I enjoyed 2015’s Jurassic World for the thrills and the humor, though it wasn’t nearly as smart, surprising, and beautiful as Jurassic Park. But even an extra bag of popcorn couldn’t keep me interested in Jurassic World: Fallen Kingdom.
Here are just ten aspects of this turkey that frustrated me–and yes, I know, it’ll be a gigantic hit despite being crap.
The set-up, in case you haven’t heard, is that Isla Nublar’s volcano is going to explode and wipe out the island’s dinosaurs. Chris Pratt and Bryce Dallas Howard are there alongside scores of soldiers of war to help round up “eleven species” (why not a baker’s dozen?) and get them to a sanctuary.
1–After dinosaurs have killed so many people, how believable is a movement organized to protect them?

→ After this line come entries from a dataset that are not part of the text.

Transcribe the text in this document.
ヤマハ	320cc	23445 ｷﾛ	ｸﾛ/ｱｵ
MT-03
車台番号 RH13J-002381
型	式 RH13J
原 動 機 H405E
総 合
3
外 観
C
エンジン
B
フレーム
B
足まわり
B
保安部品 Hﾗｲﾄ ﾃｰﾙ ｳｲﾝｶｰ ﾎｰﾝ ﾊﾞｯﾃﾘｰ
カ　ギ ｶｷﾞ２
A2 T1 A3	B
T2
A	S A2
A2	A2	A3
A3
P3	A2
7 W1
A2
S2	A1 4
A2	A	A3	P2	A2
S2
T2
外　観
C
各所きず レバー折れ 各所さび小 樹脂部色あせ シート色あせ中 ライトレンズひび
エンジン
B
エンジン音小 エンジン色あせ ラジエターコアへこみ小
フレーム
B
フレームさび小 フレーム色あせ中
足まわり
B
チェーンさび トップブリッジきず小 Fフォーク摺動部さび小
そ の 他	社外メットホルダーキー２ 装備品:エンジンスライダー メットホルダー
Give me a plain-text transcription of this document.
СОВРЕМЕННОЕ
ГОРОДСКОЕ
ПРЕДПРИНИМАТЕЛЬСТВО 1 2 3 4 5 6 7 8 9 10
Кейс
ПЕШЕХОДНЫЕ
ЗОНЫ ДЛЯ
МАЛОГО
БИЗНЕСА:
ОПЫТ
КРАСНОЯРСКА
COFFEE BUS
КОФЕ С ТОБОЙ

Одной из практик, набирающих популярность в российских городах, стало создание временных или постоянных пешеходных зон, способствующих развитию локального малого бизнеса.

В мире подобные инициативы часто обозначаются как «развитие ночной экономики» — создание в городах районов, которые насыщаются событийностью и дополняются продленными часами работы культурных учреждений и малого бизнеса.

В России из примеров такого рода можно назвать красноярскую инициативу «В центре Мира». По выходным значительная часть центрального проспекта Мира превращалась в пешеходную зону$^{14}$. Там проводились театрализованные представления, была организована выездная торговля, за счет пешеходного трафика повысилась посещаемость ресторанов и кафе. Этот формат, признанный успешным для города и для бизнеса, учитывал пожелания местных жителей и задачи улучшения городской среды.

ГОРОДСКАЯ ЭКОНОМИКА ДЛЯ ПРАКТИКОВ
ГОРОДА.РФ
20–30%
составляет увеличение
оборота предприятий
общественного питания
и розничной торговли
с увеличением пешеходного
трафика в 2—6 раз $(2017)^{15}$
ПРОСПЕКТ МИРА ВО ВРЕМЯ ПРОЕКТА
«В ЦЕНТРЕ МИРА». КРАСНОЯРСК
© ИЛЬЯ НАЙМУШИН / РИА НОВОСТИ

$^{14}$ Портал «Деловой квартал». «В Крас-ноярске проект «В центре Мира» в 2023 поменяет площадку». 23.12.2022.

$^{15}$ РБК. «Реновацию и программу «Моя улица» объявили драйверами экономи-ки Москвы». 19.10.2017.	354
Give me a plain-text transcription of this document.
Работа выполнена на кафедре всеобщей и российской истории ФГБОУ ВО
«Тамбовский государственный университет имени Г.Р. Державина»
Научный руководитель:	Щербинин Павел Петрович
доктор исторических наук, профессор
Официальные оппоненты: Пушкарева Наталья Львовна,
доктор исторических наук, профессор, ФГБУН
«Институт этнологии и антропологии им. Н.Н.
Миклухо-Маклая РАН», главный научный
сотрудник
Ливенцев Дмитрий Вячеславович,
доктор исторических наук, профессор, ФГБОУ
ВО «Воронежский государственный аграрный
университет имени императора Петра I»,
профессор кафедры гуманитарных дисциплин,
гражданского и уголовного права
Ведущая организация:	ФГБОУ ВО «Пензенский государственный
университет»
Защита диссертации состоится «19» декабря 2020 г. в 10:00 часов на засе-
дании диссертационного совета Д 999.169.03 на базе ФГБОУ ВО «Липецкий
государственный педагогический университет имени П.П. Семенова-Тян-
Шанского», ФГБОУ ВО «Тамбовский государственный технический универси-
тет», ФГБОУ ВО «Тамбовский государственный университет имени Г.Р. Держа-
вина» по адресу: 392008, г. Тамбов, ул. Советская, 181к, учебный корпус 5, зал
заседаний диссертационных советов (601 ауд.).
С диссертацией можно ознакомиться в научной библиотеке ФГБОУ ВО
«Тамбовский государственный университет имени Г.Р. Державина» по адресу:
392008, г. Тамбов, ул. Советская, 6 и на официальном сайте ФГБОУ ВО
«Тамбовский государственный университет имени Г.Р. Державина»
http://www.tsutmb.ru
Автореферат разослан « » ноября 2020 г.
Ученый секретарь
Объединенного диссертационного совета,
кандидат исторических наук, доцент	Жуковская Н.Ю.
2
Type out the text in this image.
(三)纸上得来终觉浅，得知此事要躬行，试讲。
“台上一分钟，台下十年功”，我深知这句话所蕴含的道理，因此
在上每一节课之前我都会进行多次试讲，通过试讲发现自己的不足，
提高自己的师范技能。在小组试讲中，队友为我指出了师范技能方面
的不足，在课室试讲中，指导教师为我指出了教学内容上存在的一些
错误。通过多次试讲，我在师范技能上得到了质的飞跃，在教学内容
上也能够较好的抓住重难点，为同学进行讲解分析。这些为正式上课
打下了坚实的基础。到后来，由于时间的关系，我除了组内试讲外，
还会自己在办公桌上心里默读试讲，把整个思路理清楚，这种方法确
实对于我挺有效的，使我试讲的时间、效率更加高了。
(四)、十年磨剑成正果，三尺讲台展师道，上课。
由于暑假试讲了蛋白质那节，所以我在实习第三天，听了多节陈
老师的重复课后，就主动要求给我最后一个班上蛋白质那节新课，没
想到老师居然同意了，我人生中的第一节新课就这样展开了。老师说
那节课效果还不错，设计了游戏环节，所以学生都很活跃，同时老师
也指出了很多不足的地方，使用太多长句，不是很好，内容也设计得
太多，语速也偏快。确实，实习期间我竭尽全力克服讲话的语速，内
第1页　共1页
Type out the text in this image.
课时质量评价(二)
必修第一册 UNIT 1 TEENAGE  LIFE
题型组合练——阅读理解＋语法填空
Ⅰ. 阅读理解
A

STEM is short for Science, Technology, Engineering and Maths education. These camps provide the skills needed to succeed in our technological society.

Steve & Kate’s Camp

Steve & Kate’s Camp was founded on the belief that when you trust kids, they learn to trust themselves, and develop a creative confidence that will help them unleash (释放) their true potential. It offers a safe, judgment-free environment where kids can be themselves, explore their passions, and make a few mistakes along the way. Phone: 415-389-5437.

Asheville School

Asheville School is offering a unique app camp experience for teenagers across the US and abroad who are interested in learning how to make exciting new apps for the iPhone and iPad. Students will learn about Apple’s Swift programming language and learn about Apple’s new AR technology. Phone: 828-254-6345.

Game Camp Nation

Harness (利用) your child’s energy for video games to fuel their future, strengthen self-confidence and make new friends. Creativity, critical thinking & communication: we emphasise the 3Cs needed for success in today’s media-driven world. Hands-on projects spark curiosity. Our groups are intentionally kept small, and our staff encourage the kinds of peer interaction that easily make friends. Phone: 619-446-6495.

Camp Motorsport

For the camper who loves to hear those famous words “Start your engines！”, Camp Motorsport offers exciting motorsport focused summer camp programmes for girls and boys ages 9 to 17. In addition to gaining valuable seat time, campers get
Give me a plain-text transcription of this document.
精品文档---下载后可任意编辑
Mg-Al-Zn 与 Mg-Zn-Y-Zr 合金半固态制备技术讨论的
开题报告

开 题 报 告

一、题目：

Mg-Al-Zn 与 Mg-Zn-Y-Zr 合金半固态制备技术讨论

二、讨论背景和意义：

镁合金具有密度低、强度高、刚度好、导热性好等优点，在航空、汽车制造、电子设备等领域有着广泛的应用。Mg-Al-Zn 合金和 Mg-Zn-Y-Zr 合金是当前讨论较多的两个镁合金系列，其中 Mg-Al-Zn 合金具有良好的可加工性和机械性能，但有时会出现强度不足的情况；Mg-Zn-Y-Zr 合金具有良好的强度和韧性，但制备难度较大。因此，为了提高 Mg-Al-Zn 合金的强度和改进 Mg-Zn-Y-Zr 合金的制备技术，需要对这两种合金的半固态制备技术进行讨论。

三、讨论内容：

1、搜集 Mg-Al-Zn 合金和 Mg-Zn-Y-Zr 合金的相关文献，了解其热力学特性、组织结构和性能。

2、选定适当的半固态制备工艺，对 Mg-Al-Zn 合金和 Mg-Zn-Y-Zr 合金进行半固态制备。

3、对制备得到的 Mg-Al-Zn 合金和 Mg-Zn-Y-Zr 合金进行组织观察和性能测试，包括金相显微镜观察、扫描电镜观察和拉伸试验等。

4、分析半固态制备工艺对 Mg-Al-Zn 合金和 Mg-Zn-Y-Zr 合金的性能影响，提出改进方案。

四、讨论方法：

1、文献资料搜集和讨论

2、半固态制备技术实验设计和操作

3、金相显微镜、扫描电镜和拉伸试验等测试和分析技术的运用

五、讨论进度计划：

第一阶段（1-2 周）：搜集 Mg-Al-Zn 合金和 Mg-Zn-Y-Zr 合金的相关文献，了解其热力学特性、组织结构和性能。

2–What’s supposed to be Chris Pratt and Bryce Howard’s witty repartee about their breakup sounds juvenile.
3–The bad guy mercenary leading the effort to capture the dinosaurs looks eerily like Mel Brooks.
4–The movie keeps telegraphing what’s coming. Example: the camera focuses on a pillow so the audience knows someone will be suffocated in bed.
5–Several floors including a huge lab and gigantic cages got constructed deep beneath a rich man’s mansion and he has no idea it happened.
6–One vicious dinosaur is stopped by a simple wooden wall when a smaller dinosaur’s just broken through brick.
7–A kid being chased by a dinosaur who’s seen its destructive power hides in her bed, not even under it.
8–Sale prices in the dinosaur auction seem way too low given their rarity.
9–Dinosaurs aren’t invulnerable, so what would be the point of turning them into battlefield weapons?
10–Jeff Bloom’s closing, pompous testimony to Congress about living with the dinosaurs comes off as stoner wisdom.
I read reviews after seeing it, and the Boston Globe pegs it by noting the movie lacks “character, mystery, wonder, danger.”